Case study
The Deleveraged Buyout of Invitel Hungary
by Professor Ian H. Giddy
New York University
Questions:
- What was the economic rationale for this leveraged acquisition?
- How could such an acquisition be financed?
- Why was deleveraging necessary, and how was it achieved?
The Deal
In
early January 2003, France’s heavily indebted operator of fixed
line services, Vivendi Universal, agreed at last to sell its Hungarian arm
Vivendi Telecom Hungary Rt. (VTH), to be renamed Invitel. Many local observers saw the
move as an important step in the long-awaited consolidation of Hungary’s
alternative telecoms market. Whether the development was a milestone
or not is open to debate. The continued hold on power of the Hungarian
fixed line telecoms market by incumbent Matáv Rt. reduced
the significance of the Vivendi deal to something more like a scrap
for the best of the thin 15% slice of market share not held by Matáv.
While Vivendi Universal
was said to have estimated the value of their Hungarian unit - the
second largest fixed line telecoms provider in Hungary - at close
to USD 450 million, the VTH transacton value was €325 million. The financing included a €350 million loan facility.
"They’re buying the cash flow," says Bob Creamer,
telecoms analyst at Raiffeisen Centrobank in Vienna. "Without
the need of a great deal of investment, they can just sit back and
watch the money coming in, and this means profit relative to their
investment."
The Players
Vivendi Telecom Hungary held
a leadership position in nine concession areas, counted approximately
12% of Hungary’s fixed lines and was Hungary’s second
largest fixed line telecom operator after the incumbent Matáv.
VTH offers fixed line residential and commercial phone services,
including nationwide Internet access to over half a million residential
subscribers and more than 20,000 business customers.
One of the two announced buyers of VTH was AIG Global Investment
(Hungary), a member of the private equity group of AIG Global Investment
Group, Inc., which has almost USD 5 billion in emerging market funds.
The second buyer, GMT Communications Partners, was a leading European
private equity specialist in the communications sector.

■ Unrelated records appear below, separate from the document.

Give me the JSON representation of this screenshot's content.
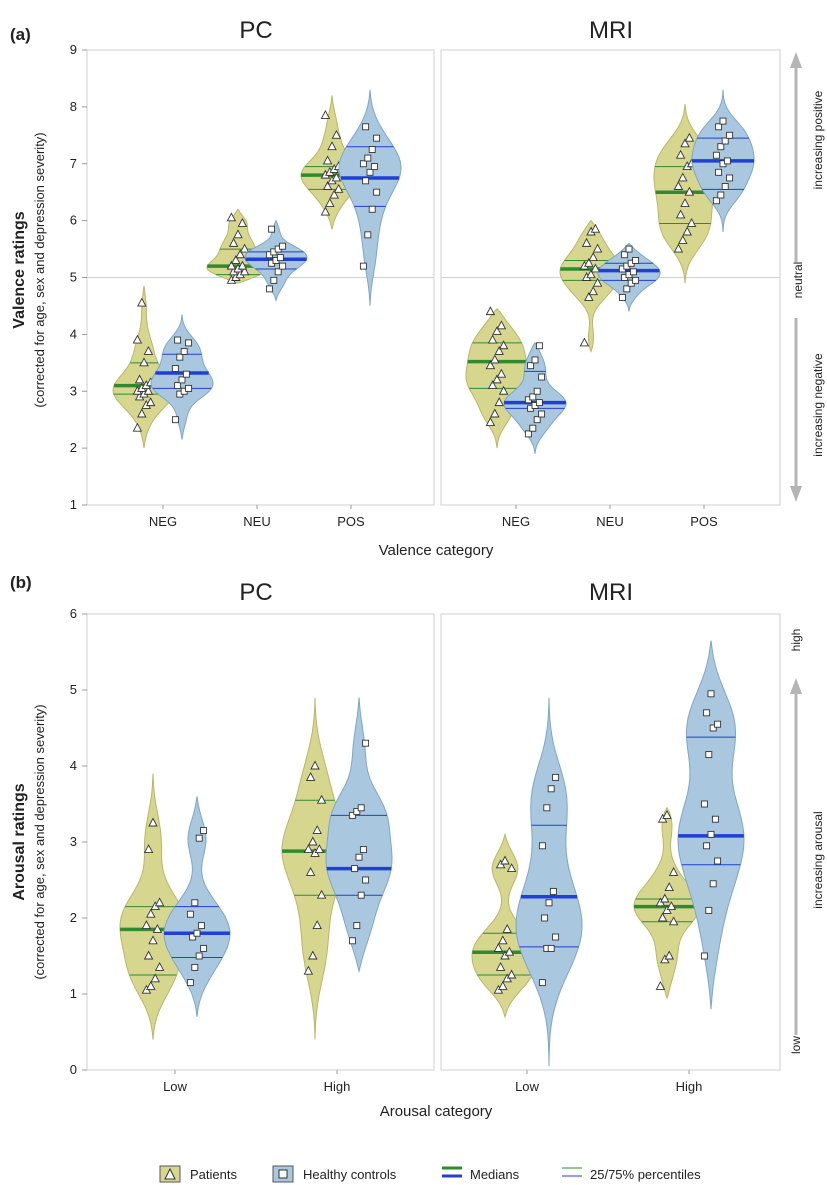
{
  "colors": {
    "patients_fill": "#d7d68e",
    "patients_edge": "#b8b768",
    "controls_fill": "#a9c8df",
    "controls_edge": "#7ea6c6",
    "median_patients": "#2e8b2e",
    "median_controls": "#1f3fd6",
    "side_arrow": "#b5b5b5"
  },
  "chart_data": [
    {
      "type": "violin",
      "panel_label": "(a)",
      "title": "PC",
      "xlabel": "Valence category",
      "ylabel": "Valence ratings",
      "ylabel_sub": "(corrected for age, sex and depression severity)",
      "ylim": [
        1,
        9
      ],
      "yticks": [
        1,
        2,
        3,
        4,
        5,
        6,
        7,
        8,
        9
      ],
      "categories": [
        "NEG",
        "NEU",
        "POS"
      ],
      "reference_line": 5,
      "series": [
        {
          "name": "Patients",
          "groups": [
            {
              "category": "NEG",
              "median": 3.1,
              "q25": 2.95,
              "q75": 3.5,
              "range": [
                2.0,
                4.85
              ],
              "points": [
                2.35,
                2.6,
                2.75,
                2.8,
                2.9,
                2.95,
                3.0,
                3.0,
                3.05,
                3.1,
                3.15,
                3.2,
                3.5,
                3.7,
                3.9,
                4.55
              ]
            },
            {
              "category": "NEU",
              "median": 5.2,
              "q25": 5.05,
              "q75": 5.5,
              "range": [
                4.9,
                6.2
              ],
              "points": [
                4.95,
                5.0,
                5.05,
                5.1,
                5.1,
                5.15,
                5.2,
                5.2,
                5.3,
                5.4,
                5.5,
                5.6,
                5.75,
                5.95,
                6.05
              ]
            },
            {
              "category": "POS",
              "median": 6.8,
              "q25": 6.55,
              "q75": 6.95,
              "range": [
                5.85,
                8.2
              ],
              "points": [
                6.15,
                6.3,
                6.45,
                6.55,
                6.6,
                6.7,
                6.75,
                6.8,
                6.85,
                6.9,
                6.95,
                7.05,
                7.3,
                7.5,
                7.85
              ]
            }
          ]
        },
        {
          "name": "Healthy controls",
          "groups": [
            {
              "category": "NEG",
              "median": 3.32,
              "q25": 3.05,
              "q75": 3.65,
              "range": [
                2.15,
                4.35
              ],
              "points": [
                2.5,
                2.95,
                3.0,
                3.05,
                3.1,
                3.2,
                3.3,
                3.4,
                3.6,
                3.7,
                3.85,
                3.9
              ]
            },
            {
              "category": "NEU",
              "median": 5.32,
              "q25": 5.15,
              "q75": 5.45,
              "range": [
                4.6,
                6.0
              ],
              "points": [
                4.8,
                4.95,
                5.1,
                5.2,
                5.25,
                5.3,
                5.35,
                5.4,
                5.45,
                5.5,
                5.55,
                5.85
              ]
            },
            {
              "category": "POS",
              "median": 6.75,
              "q25": 6.25,
              "q75": 7.3,
              "range": [
                4.5,
                8.3
              ],
              "points": [
                5.2,
                5.75,
                6.2,
                6.5,
                6.7,
                6.85,
                6.95,
                7.0,
                7.1,
                7.25,
                7.45,
                7.65
              ]
            }
          ]
        }
      ]
    },
    {
      "type": "violin",
      "title": "MRI",
      "ylim": [
        1,
        9
      ],
      "categories": [
        "NEG",
        "NEU",
        "POS"
      ],
      "reference_line": 5,
      "side_labels": {
        "top": "increasing positive",
        "middle": "neutral",
        "bottom": "increasing negative"
      },
      "series": [
        {
          "name": "Patients",
          "groups": [
            {
              "category": "NEG",
              "median": 3.52,
              "q25": 3.05,
              "q75": 3.85,
              "range": [
                2.0,
                4.45
              ],
              "points": [
                2.45,
                2.6,
                2.8,
                3.0,
                3.1,
                3.2,
                3.3,
                3.45,
                3.55,
                3.7,
                3.8,
                3.9,
                4.05,
                4.15,
                4.4
              ]
            },
            {
              "category": "NEU",
              "median": 5.15,
              "q25": 4.95,
              "q75": 5.3,
              "range": [
                3.7,
                6.0
              ],
              "points": [
                3.85,
                4.65,
                4.75,
                4.9,
                5.0,
                5.05,
                5.15,
                5.2,
                5.25,
                5.35,
                5.5,
                5.6,
                5.8,
                5.85
              ]
            },
            {
              "category": "POS",
              "median": 6.5,
              "q25": 5.95,
              "q75": 6.95,
              "range": [
                4.9,
                8.05
              ],
              "points": [
                5.5,
                5.65,
                5.8,
                5.95,
                6.1,
                6.3,
                6.5,
                6.6,
                6.75,
                6.95,
                7.0,
                7.15,
                7.35,
                7.45
              ]
            }
          ]
        },
        {
          "name": "Healthy controls",
          "groups": [
            {
              "category": "NEG",
              "median": 2.8,
              "q25": 2.7,
              "q75": 3.35,
              "range": [
                1.9,
                3.85
              ],
              "points": [
                2.25,
                2.35,
                2.5,
                2.6,
                2.7,
                2.75,
                2.8,
                2.85,
                2.9,
                3.0,
                3.25,
                3.45,
                3.55,
                3.8
              ]
            },
            {
              "category": "NEU",
              "median": 5.12,
              "q25": 4.95,
              "q75": 5.25,
              "range": [
                4.4,
                5.6
              ],
              "points": [
                4.65,
                4.8,
                4.9,
                4.95,
                5.0,
                5.05,
                5.1,
                5.15,
                5.2,
                5.25,
                5.3,
                5.4,
                5.5
              ]
            },
            {
              "category": "POS",
              "median": 7.05,
              "q25": 6.55,
              "q75": 7.45,
              "range": [
                5.8,
                8.3
              ],
              "points": [
                6.35,
                6.45,
                6.6,
                6.75,
                6.85,
                7.0,
                7.05,
                7.15,
                7.3,
                7.4,
                7.5,
                7.65,
                7.75
              ]
            }
          ]
        }
      ]
    },
    {
      "type": "violin",
      "panel_label": "(b)",
      "title": "PC",
      "xlabel": "Arousal category",
      "ylabel": "Arousal ratings",
      "ylabel_sub": "(corrected for age, sex and depression severity)",
      "ylim": [
        0,
        6
      ],
      "yticks": [
        0,
        1,
        2,
        3,
        4,
        5,
        6
      ],
      "categories": [
        "Low",
        "High"
      ],
      "series": [
        {
          "name": "Patients",
          "groups": [
            {
              "category": "Low",
              "median": 1.85,
              "q25": 1.25,
              "q75": 2.15,
              "range": [
                0.4,
                3.9
              ],
              "points": [
                1.05,
                1.1,
                1.2,
                1.35,
                1.5,
                1.7,
                1.85,
                1.9,
                2.05,
                2.15,
                2.2,
                2.9,
                3.25
              ]
            },
            {
              "category": "High",
              "median": 2.88,
              "q25": 2.3,
              "q75": 3.55,
              "range": [
                0.4,
                4.9
              ],
              "points": [
                1.3,
                1.5,
                1.9,
                2.3,
                2.6,
                2.85,
                2.9,
                2.9,
                3.0,
                3.15,
                3.55,
                3.85,
                4.0
              ]
            }
          ]
        },
        {
          "name": "Healthy controls",
          "groups": [
            {
              "category": "Low",
              "median": 1.8,
              "q25": 1.48,
              "q75": 2.15,
              "range": [
                0.7,
                3.6
              ],
              "points": [
                1.15,
                1.35,
                1.5,
                1.6,
                1.75,
                1.8,
                1.9,
                2.05,
                2.2,
                3.05,
                3.15
              ]
            },
            {
              "category": "High",
              "median": 2.65,
              "q25": 2.3,
              "q75": 3.35,
              "range": [
                1.3,
                4.9
              ],
              "points": [
                1.7,
                1.9,
                2.3,
                2.5,
                2.65,
                2.8,
                2.9,
                3.35,
                3.4,
                3.45,
                4.3
              ]
            }
          ]
        }
      ]
    },
    {
      "type": "violin",
      "title": "MRI",
      "ylim": [
        0,
        6
      ],
      "categories": [
        "Low",
        "High"
      ],
      "side_labels": {
        "top": "high",
        "middle": "increasing arousal",
        "bottom": "low"
      },
      "series": [
        {
          "name": "Patients",
          "groups": [
            {
              "category": "Low",
              "median": 1.55,
              "q25": 1.25,
              "q75": 1.8,
              "range": [
                0.7,
                3.1
              ],
              "points": [
                1.05,
                1.1,
                1.2,
                1.25,
                1.35,
                1.5,
                1.55,
                1.6,
                1.7,
                1.85,
                2.65,
                2.7,
                2.75
              ]
            },
            {
              "category": "High",
              "median": 2.15,
              "q25": 1.95,
              "q75": 2.25,
              "range": [
                0.95,
                3.45
              ],
              "points": [
                1.1,
                1.45,
                1.5,
                1.95,
                2.0,
                2.1,
                2.15,
                2.2,
                2.25,
                2.4,
                2.6,
                3.3,
                3.35
              ]
            }
          ]
        },
        {
          "name": "Healthy controls",
          "groups": [
            {
              "category": "Low",
              "median": 2.28,
              "q25": 1.62,
              "q75": 3.22,
              "range": [
                0.05,
                4.9
              ],
              "points": [
                1.15,
                1.6,
                1.6,
                1.75,
                2.0,
                2.2,
                2.35,
                2.95,
                3.45,
                3.7,
                3.85
              ]
            },
            {
              "category": "High",
              "median": 3.08,
              "q25": 2.7,
              "q75": 4.38,
              "range": [
                0.8,
                5.65
              ],
              "points": [
                1.5,
                2.1,
                2.45,
                2.75,
                2.95,
                3.1,
                3.3,
                3.5,
                4.15,
                4.5,
                4.55,
                4.7,
                4.95
              ]
            }
          ]
        }
      ]
    }
  ],
  "legend": [
    {
      "marker": "triangle",
      "label": "Patients"
    },
    {
      "marker": "square",
      "label": "Healthy controls"
    },
    {
      "marker": "median-lines",
      "label": "Medians"
    },
    {
      "marker": "percentile-lines",
      "label": "25/75% percentiles"
    }
  ]
}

The partners of
GMT had worked together since founding Europe’s first communications
fund, Baring Communications Equity Limited, in 1992, and had created
three funds over the intervening years, making more than 20 investments
across 13 countries. These included Internet Network Services (UK),
Media Publications (France), Mobifon (Romania), EUSA (Spain), Quote
(Netherlands), Orion Publishing (UK), PEPcom (Germany) and Nexus (UK).
Three quarters of GMT’s investors were major pension funds,
international banks, endowments, charitable trusts and other financial
institutions, while the remainder were industry entrepreneurs that
owned or had owned major communications companies.
VTH was renamed
Invitel Távközlési Szolgáltató Rt.
The Deleverage
The terms of this deal included a reduction of the company's debt, by €315m.
"We knew the company had very high leverage, so the key would be to
seek approval from the banks for this deal," said Zbigniw Rekusz, who
came from AIG as acting CFO of the renamed Invitel. "At a pretty early
stage, we got in touch with the banks (a consortium of 14) and asked
them what their criteria would be for approval of the deal. The message
was clear—decrease the leverage."
Having secured a deal with the vendor and the banks to reduce debt
and improve the loan terms (Rekusz won't give details of the terms),
the company then concentrated on slashing operating expenses, the
biggest chunk coming from a headcount reduction from 1,200 to 850. Top
management had to go too.
"Unfortunately, one of the consequences of an extended selling
process is that the existing management loses focus," Rekusz says. The
relationship between the new owners and management has also changed.
"They had guys flying in from Paris with different powers, reporting
back to headquarters. It created different lines of responsibility and
confusion." Now, lines of reporting
are much simpler. "We have a management board and a board of
directors." EBITDA in 2004 was up by about €10m to €75m.